What if your house was truly intelligent? And when you wake up in the morning, a cheery-sounding robotic voice asks if it should start brewing you a cup of coffee at six o’clock or whether you rather sleep in. What if your house knew your patterns, realizing what kind of news interests you, what time you need to head to work, and worked to meet those needs?
Or what if you worked from home the next day and had to meet a business contact for a late lunch? From your home office, you could say: “Alexa, book me a reservation for two at a good Thai restaurant within two miles at 2 p.m. today and order me a ride to get there.” And suddenly, with a single sentence, you’ve replaced the need to launch multiple apps.
Voice recognition technology is evolving quickly, putting sci-fi-esque scenarios like these within reach. Science fiction writers have seen this type of future coming for decades—think of HAL in the film 2001: A Space Odyssey or a computer verbally responding to Captain Kirk’s commands in the first season of Star Trek starting in the 1960s.

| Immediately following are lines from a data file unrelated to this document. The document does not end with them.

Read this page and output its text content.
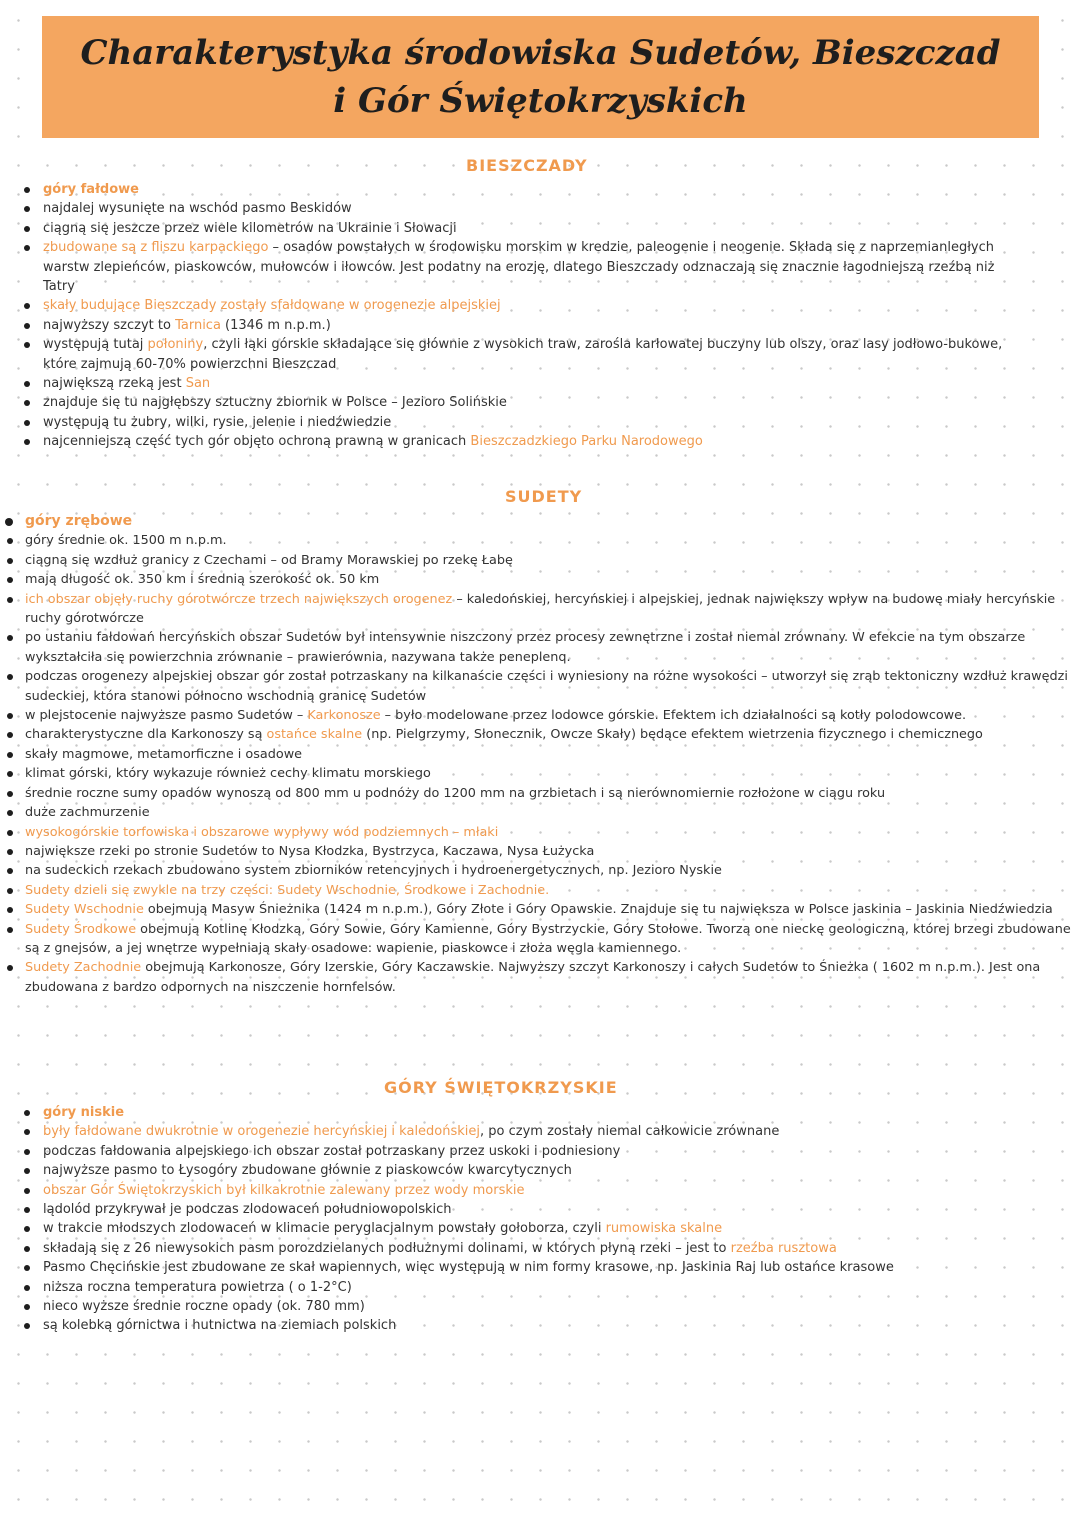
Charakterystyka środowiska Sudetów, Bieszczad i Gór Świętokrzyskich
BIESZCZADY
góry fałdowe
najdalej wysunięte na wschód pasmo Beskidów
ciągną się jeszcze przez wiele kilometrów na Ukrainie i Słowacji
zbudowane są z fliszu karpackiego – osadów powstałych w środowisku morskim w kredzie, paleogenie i neogenie. Składa się z naprzemianległych warstw zlepieńców, piaskowców, mułowców i iłowców. Jest podatny na erozję, dlatego Bieszczady odznaczają się znacznie łagodniejszą rzeźbą niż Tatry
skały budujące Bieszczady zostały sfałdowane w orogenezie alpejskiej
najwyższy szczyt to Tarnica (1346 m n.p.m.)
występują tutaj połoniny, czyli łąki górskie składające się głównie z wysokich traw, zarośla karłowatej buczyny lub olszy, oraz lasy jodłowo-bukowe, które zajmują 60-70% powierzchni Bieszczad
największą rzeką jest San
znajduje się tu najgłębszy sztuczny zbiornik w Polsce – Jezioro Solińskie
występują tu żubry, wilki, rysie, jelenie i niedźwiedzie
najcenniejszą część tych gór objęto ochroną prawną w granicach Bieszczadzkiego Parku Narodowego
SUDETY
góry zrębowe
góry średnie ok. 1500 m n.p.m.
ciągną się wzdłuż granicy z Czechami – od Bramy Morawskiej po rzekę Łabę
mają długość ok. 350 km i średnią szerokość ok. 50 km
ich obszar objęły ruchy górotwórcze trzech największych orogenez – kaledońskiej, hercyńskiej i alpejskiej, jednak największy wpływ na budowę miały hercyńskie ruchy górotwórcze
po ustaniu fałdowań hercyńskich obszar Sudetów był intensywnie niszczony przez procesy zewnętrzne i został niemal zrównany. W efekcie na tym obszarze wykształciła się powierzchnia zrównanie – prawierównia, nazywana także peneplenq.
podczas orogenezy alpejskiej obszar gór został potrzaskany na kilkanaście części i wyniesiony na różne wysokości – utworzył się zrąb tektoniczny wzdłuż krawędzi sudeckiej, która stanowi północno wschodnią granicę Sudetów
w plejstocenie najwyższe pasmo Sudetów – Karkonosze – było modelowane przez lodowce górskie. Efektem ich działalności są kotły polodowcowe.
charakterystyczne dla Karkonoszy są ostańce skalne (np. Pielgrzymy, Słonecznik, Owcze Skały) będące efektem wietrzenia fizycznego i chemicznego
skały magmowe, metamorficzne i osadowe
klimat górski, który wykazuje również cechy klimatu morskiego
średnie roczne sumy opadów wynoszą od 800 mm u podnóży do 1200 mm na grzbietach i są nierównomiernie rozłożone w ciągu roku
duże zachmurzenie
wysokogórskie torfowiska i obszarowe wypływy wód podziemnych – młaki
największe rzeki po stronie Sudetów to Nysa Kłodzka, Bystrzyca, Kaczawa, Nysa Łużycka
na sudeckich rzekach zbudowano system zbiorników retencyjnych i hydroenergetycznych, np. Jezioro Nyskie
Sudety dzieli się zwykle na trzy części: Sudety Wschodnie, Środkowe i Zachodnie.
Sudety Wschodnie obejmują Masyw Śnieżnika (1424 m n.p.m.), Góry Złote i Góry Opawskie. Znajduje się tu największa w Polsce jaskinia – Jaskinia Niedźwiedzia
Sudety Środkowe obejmują Kotlinę Kłodzką, Góry Sowie, Góry Kamienne, Góry Bystrzyckie, Góry Stołowe. Tworzą one nieckę geologiczną, której brzegi zbudowane są z gnejsów, a jej wnętrze wypełniają skały osadowe: wapienie, piaskowce i złoża węgla kamiennego.
Sudety Zachodnie obejmują Karkonosze, Góry Izerskie, Góry Kaczawskie. Najwyższy szczyt Karkonoszy i całych Sudetów to Śnieżka ( 1602 m n.p.m.). Jest ona zbudowana z bardzo odpornych na niszczenie hornfelsów.
GÓRY ŚWIĘTOKRZYSKIE
góry niskie
były fałdowane dwukrotnie w orogenezie hercyńskiej i kaledońskiej, po czym zostały niemal całkowicie zrównane
podczas fałdowania alpejskiego ich obszar został potrzaskany przez uskoki i podniesiony
najwyższe pasmo to Łysogóry zbudowane głównie z piaskowców kwarcytycznych
obszar Gór Świętokrzyskich był kilkakrotnie zalewany przez wody morskie
lądolód przykrywał je podczas zlodowaceń południowopolskich
w trakcie młodszych zlodowaceń w klimacie peryglacjalnym powstały gołoborza, czyli rumowiska skalne
składają się z 26 niewysokich pasm porozdzielanych podłużnymi dolinami, w których płyną rzeki – jest to rzeźba rusztowa
Pasmo Chęcińskie jest zbudowane ze skał wapiennych, więc występują w nim formy krasowe, np. Jaskinia Raj lub ostańce krasowe
niższa roczna temperatura powietrza ( o 1-2°C)
nieco wyższe średnie roczne opady (ok. 780 mm)
są kolebką górnictwa i hutnictwa na ziemiach polskich
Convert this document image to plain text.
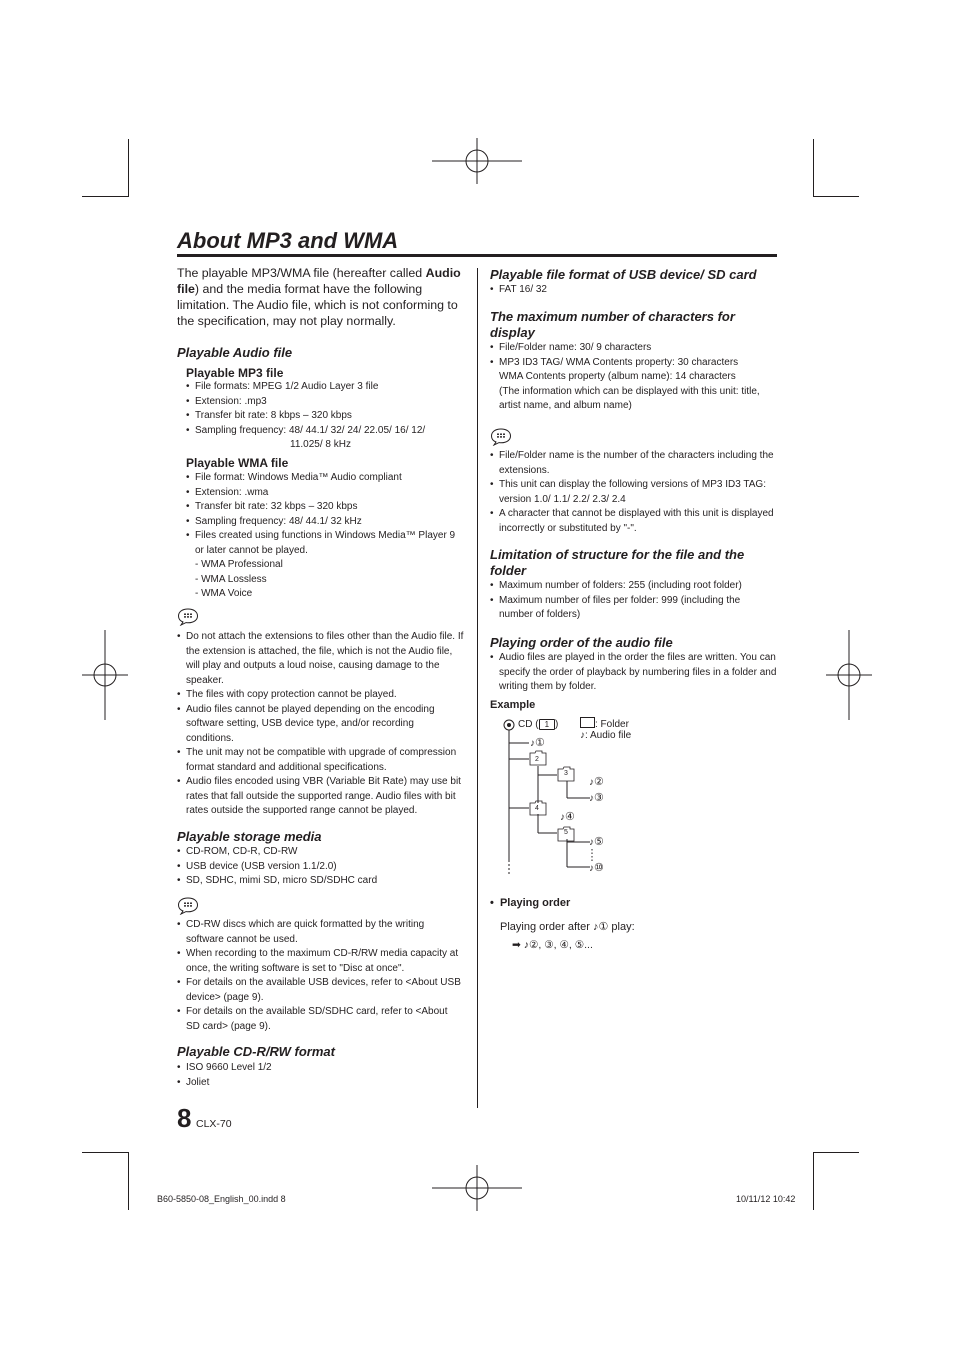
About MP3 and WMA
The playable MP3/WMA file (hereafter called Audio file) and the media format have the following limitation. The Audio file, which is not conforming to the specification, may not play normally.
Playable Audio file
Playable MP3 file
• File formats: MPEG 1/2 Audio Layer 3 file
• Extension: .mp3
• Transfer bit rate: 8 kbps – 320 kbps
• Sampling frequency: 48/ 44.1/ 32/ 24/ 22.05/ 16/ 12/
11.025/ 8 kHz
Playable WMA file
• File format: Windows Media™ Audio compliant
• Extension: .wma
• Transfer bit rate: 32 kbps – 320 kbps
• Sampling frequency: 48/ 44.1/ 32 kHz
• Files created using functions in Windows Media™ Player 9 or later cannot be played.
- WMA Professional
- WMA Lossless
- WMA Voice
• Do not attach the extensions to files other than the Audio file. If the extension is attached, the file, which is not the Audio file, will play and outputs a loud noise, causing damage to the speaker.
• The files with copy protection cannot be played.
• Audio files cannot be played depending on the encoding software setting, USB device type, and/or recording conditions.
• The unit may not be compatible with upgrade of compression format standard and additional specifications.
• Audio files encoded using VBR (Variable Bit Rate) may use bit rates that fall outside the supported range. Audio files with bit rates outside the supported range cannot be played.
Playable storage media
• CD-ROM, CD-R, CD-RW
• USB device (USB version 1.1/2.0)
• SD, SDHC, mimi SD, micro SD/SDHC card
• CD-RW discs which are quick formatted by the writing software cannot be used.
• When recording to the maximum CD-R/RW media capacity at once, the writing software is set to "Disc at once".
• For details on the available USB devices, refer to <About USB device> (page 9).
• For details on the available SD/SDHC card, refer to <About SD card> (page 9).
Playable CD-R/RW format
• ISO 9660 Level 1/2
• Joliet
Playable file format of USB device/ SD card
• FAT 16/ 32
The maximum number of characters for display
• File/Folder name: 30/ 9 characters
• MP3 ID3 TAG/ WMA Contents property: 30 characters
WMA Contents property (album name): 14 characters
(The information which can be displayed with this unit: title, artist name, and album name)
• File/Folder name is the number of the characters including the extensions.
• This unit can display the following versions of MP3 ID3 TAG: version 1.0/ 1.1/ 2.2/ 2.3/ 2.4
• A character that cannot be displayed with this unit is displayed incorrectly or substituted by "-".
Limitation of structure for the file and the folder
• Maximum number of folders: 255 (including root folder)
• Maximum number of files per folder: 999 (including the number of folders)
Playing order of the audio file
• Audio files are played in the order the files are written. You can specify the order of playback by numbering files in a folder and writing them by folder.
Example
CD ( 1 )	: Folder
♪: Audio file
♪①
2
3
♪②
♪③
4
♪④
5
♪⑤
♪⑩
•  Playing order
Playing order after ♪① play:
➡ ♪②, ③, ④, ⑤...
8 CLX-70
B60-5850-08_English_00.indd 8	10/11/12 10:42
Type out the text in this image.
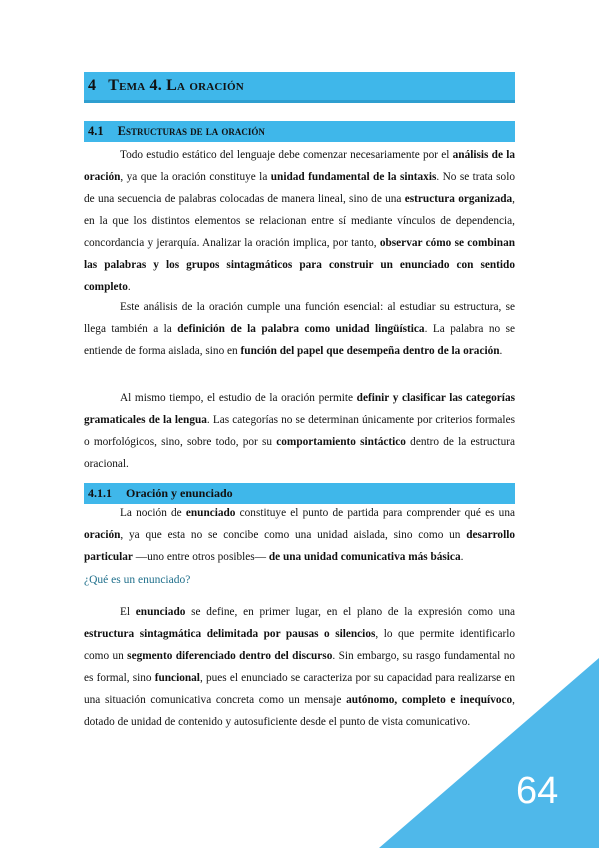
4 Tema 4. La oración
4.1 Estructuras de la oración

Todo estudio estático del lenguaje debe comenzar necesariamente por el análisis de la oración, ya que la oración constituye la unidad fundamental de la sintaxis. No se trata solo de una secuencia de palabras colocadas de manera lineal, sino de una estructura organizada, en la que los distintos elementos se relacionan entre sí mediante vínculos de dependencia, concordancia y jerarquía. Analizar la oración implica, por tanto, observar cómo se combinan las palabras y los grupos sintagmáticos para construir un enunciado con sentido completo.

Este análisis de la oración cumple una función esencial: al estudiar su estructura, se llega también a la definición de la palabra como unidad lingüística. La palabra no se entiende de forma aislada, sino en función del papel que desempeña dentro de la oración.

Al mismo tiempo, el estudio de la oración permite definir y clasificar las categorías gramaticales de la lengua. Las categorías no se determinan únicamente por criterios formales o morfológicos, sino, sobre todo, por su comportamiento sintáctico dentro de la estructura oracional.

4.1.1 Oración y enunciado

La noción de enunciado constituye el punto de partida para comprender qué es una oración, ya que esta no se concibe como una unidad aislada, sino como un desarrollo particular —uno entre otros posibles— de una unidad comunicativa más básica.

¿Qué es un enunciado?

El enunciado se define, en primer lugar, en el plano de la expresión como una estructura sintagmática delimitada por pausas o silencios, lo que permite identificarlo como un segmento diferenciado dentro del discurso. Sin embargo, su rasgo fundamental no es formal, sino funcional, pues el enunciado se caracteriza por su capacidad para realizarse en una situación comunicativa concreta como un mensaje autónomo, completo e inequívoco, dotado de unidad de contenido y autosuficiente desde el punto de vista comunicativo.

64
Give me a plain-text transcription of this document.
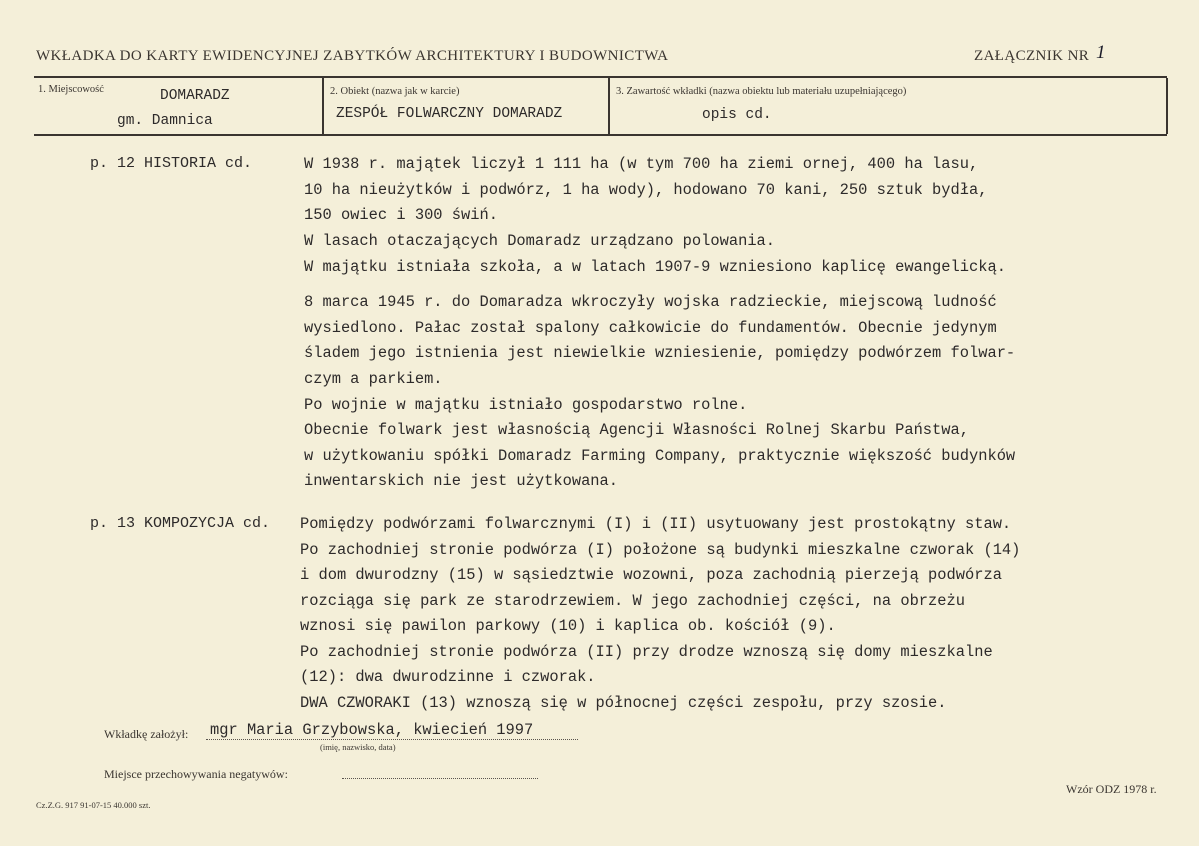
WKŁADKA DO KARTY EWIDENCYJNEJ ZABYTKÓW ARCHITEKTURY I BUDOWNICTWA	ZAŁĄCZNIK NR 1
1. Miejscowość	DOMARADZ
gm. Damnica
2. Obiekt (nazwa jak w karcie)
ZESPÓŁ FOLWARCZNY DOMARADZ
3. Zawartość wkładki (nazwa obiektu lub materiału uzupełniającego)
opis cd.
p. 12 HISTORIA cd.	W 1938 r. majątek liczył 1 111 ha (w tym 700 ha ziemi ornej, 400 ha lasu,
10 ha nieużytków i podwórz, 1 ha wody), hodowano 70 kani, 250 sztuk bydła,
150 owiec i 300 świń.
W lasach otaczających Domaradz urządzano polowania.
W majątku istniała szkoła, a w latach 1907-9 wzniesiono kaplicę ewangelicką.
8 marca 1945 r. do Domaradza wkroczyły wojska radzieckie, miejscową ludność
wysiedlono. Pałac został spalony całkowicie do fundamentów. Obecnie jedynym
śladem jego istnienia jest niewielkie wzniesienie, pomiędzy podwórzem folwar-
czym a parkiem.
Po wojnie w majątku istniało gospodarstwo rolne.
Obecnie folwark jest własnością Agencji Własności Rolnej Skarbu Państwa,
w użytkowaniu spółki Domaradz Farming Company, praktycznie większość budynków
inwentarskich nie jest użytkowana.
p. 13 KOMPOZYCJA cd. Pomiędzy podwórzami folwarcznymi (I) i (II) usytuowany jest prostokątny staw.
Po zachodniej stronie podwórza (I) położone są budynki mieszkalne czworak (14)
i dom dwurodzny (15) w sąsiedztwie wozowni, poza zachodnią pierzeją podwórza
rozciąga się park ze starodrzewiem. W jego zachodniej części, na obrzeżu
wznosi się pawilon parkowy (10) i kaplica ob. kościół (9).
Po zachodniej stronie podwórza (II) przy drodze wznoszą się domy mieszkalne
(12): dwa dwurodzinne i czworak.
DWA CZWORAKI (13) wznoszą się w północnej części zespołu, przy szosie.
Wkładkę założył: mgr Maria Grzybowska, kwiecień 1997
(imię, nazwisko, data)
Miejsce przechowywania negatywów:
Cz.Z.G. 917 91-07-15 40.000 szt.
Wzór ODZ 1978 r.
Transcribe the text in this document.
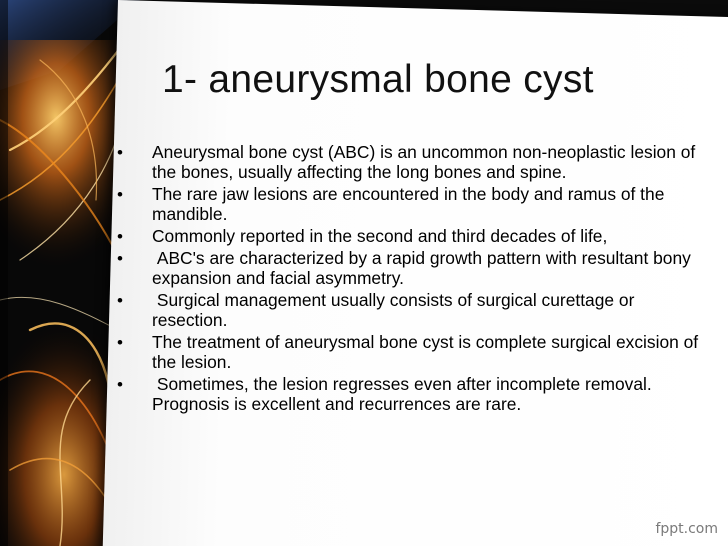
1- aneurysmal bone cyst
•	Aneurysmal bone cyst (ABC) is an uncommon non-neoplastic lesion of the bones, usually affecting the long bones and spine.
•	The rare jaw lesions are encountered in the body and ramus of the mandible.
•	Commonly reported in the second and third decades of life,
•	ABC's are characterized by a rapid growth pattern with resultant bony expansion and facial asymmetry.
•	Surgical management usually consists of surgical curettage or resection.
•	The treatment of aneurysmal bone cyst is complete surgical excision of the lesion.
•	Sometimes, the lesion regresses even after incomplete removal. Prognosis is excellent and recurrences are rare.
fppt.com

For voice technology to reach such heights, the current strategy of deploying voice functionality through a central hub must give rise to an ecosystem of networked devices. “The next phase in the evolution of voice recognition is that there will be an entity you can communicate with. You won’t be limited to talking to one particular device,” says Leo Azevedo, director, i.MX applications processors at NXP. “You can control things from wherever you are without using a smartphone. You could tell your refrigerator, your microwave oven—or any one point in your home network—to turn off a light in part of the house and it will work because all of those devices are interconnected.”
Opening Up Alexa and Connecting the Ecosystem
Today, Amazon and the semiconductor firm NXP are taking a step in that direction with their announcement that they are making available the entire commercial Echo experience to third parties. They have opened up the reference design supporting the same far-field speech processing found on the Echo to hardware manufacturers, allowing them to integrate Amazon Alexa into an array of gadgets.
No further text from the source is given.